As this service sits between Amazon S3, your application, and underlying on-premises storage, its performance depends on the following factors:

  • Bandwidth between the gateway VM & Amazon S3
  • Speed & configuration of underlying local disks
  • Amount of local storage assigned to the gateway VM
  • Network bandwidth between iSCSI initiator & gateway VM

Durability and Availability

  • Durably it stores on-premises application’s data by uploading it to Amazon S3
  • Amazon S3 achieves regular, systematic data integrity checks and automatic self-healing in nature

Scalability and Elasticity

  • Stores data in Amazon S3, which can offer a high level of scalability & elasticity automatically
  • Store any number of objects
  • Can store an infinite number of bytes
  • Supports an infinite number of files

Pricing

  • Charges only for what you use
  • Includes four pricing components - gateway usage (per gateway per month), volume storage usage (per GB per month), snapshot storage usage (per GB per month) and data transfer out (per GB per month)

A real-time Use Case

A single Tape Gateway constructed with 10 full 100 GB tapes and stores online backups. If you plan for 5 more 100 GB tapes archived in the cloud, and plan to retrieve one of these tapes to restore a backup:

The first 100GB is free. In this example, that's one tape stored locally

Online (local) tape storage capacity cost = $.023/GB/month

Hence, 900 GB’s cost = $20.70/month

Offline (cloud archive) tape storage capacity cost = $.004/GB/month

Hence, 500 GB’s cost = $2/month

Archived tape retrieval cost = $.01/GB, so a full 100 GB tape cost = $3 to retrieve

The data transfer cost is $.09/GB, so 100 GB Costs $9 to transfer back to your premises

In this scenario, you can protect 1TB of capacity with an additional 500 GB archive or $22.70 per month. Retrieving a single, complete 100 GB virtual tape from your archive and reading the contents would cost $12 each time. Remember that this scenario assumes zero compressions; your compression ratios will reduce these results.

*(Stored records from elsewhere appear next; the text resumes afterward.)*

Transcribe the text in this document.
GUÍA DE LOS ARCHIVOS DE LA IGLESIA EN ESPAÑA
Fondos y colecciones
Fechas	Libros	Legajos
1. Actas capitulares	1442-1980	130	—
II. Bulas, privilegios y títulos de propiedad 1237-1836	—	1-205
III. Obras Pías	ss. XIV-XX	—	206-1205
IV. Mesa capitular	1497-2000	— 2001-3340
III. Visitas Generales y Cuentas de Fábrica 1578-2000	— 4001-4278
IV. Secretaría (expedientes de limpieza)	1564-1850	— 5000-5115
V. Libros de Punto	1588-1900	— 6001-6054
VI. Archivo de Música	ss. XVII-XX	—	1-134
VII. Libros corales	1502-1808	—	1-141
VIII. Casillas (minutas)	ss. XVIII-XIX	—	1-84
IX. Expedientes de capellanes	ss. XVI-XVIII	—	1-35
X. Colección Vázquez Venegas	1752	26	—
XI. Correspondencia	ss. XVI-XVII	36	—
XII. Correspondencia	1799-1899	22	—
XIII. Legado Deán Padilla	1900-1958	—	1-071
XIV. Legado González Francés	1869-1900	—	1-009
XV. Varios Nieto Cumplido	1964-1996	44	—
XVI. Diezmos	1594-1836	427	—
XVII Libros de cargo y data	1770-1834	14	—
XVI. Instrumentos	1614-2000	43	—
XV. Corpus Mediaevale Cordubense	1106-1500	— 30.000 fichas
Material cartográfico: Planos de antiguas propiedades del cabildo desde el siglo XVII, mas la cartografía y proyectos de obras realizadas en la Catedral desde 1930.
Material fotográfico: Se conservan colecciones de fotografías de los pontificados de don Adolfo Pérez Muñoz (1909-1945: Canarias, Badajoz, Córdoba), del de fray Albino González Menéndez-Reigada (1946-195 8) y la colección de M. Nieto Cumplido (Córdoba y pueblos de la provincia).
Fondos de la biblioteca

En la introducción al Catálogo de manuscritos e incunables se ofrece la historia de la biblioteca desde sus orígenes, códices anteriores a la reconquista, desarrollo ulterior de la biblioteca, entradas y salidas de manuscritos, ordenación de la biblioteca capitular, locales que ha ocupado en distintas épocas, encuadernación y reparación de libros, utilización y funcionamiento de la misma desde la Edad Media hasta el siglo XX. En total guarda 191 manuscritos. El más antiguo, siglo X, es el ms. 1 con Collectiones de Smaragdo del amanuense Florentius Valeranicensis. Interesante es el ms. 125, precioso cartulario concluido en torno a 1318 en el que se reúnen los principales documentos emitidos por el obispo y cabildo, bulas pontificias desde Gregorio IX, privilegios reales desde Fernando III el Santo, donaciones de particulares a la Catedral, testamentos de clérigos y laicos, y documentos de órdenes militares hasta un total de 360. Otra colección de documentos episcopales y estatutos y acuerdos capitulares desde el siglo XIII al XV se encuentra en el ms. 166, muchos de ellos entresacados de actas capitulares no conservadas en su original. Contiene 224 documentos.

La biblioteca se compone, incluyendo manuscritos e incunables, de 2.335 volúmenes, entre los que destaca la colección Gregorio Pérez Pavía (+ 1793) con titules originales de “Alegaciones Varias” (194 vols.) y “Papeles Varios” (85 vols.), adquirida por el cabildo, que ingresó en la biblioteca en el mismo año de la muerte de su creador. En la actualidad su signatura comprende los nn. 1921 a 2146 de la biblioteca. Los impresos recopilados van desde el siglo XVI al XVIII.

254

Overall, by observing these storage options, it is clear that using amazon S3 provides high availability and durability. Moreover, it can be easily integrated with third-party applications and scales on-demand. However, in terms of performance, EBS remains superior to amazon S3.

The company or business in need of storage platform, Amazon is a trustable and tested solution. One can easily find a suitable solution to fulfill his business needs with so many storage options available at AWS.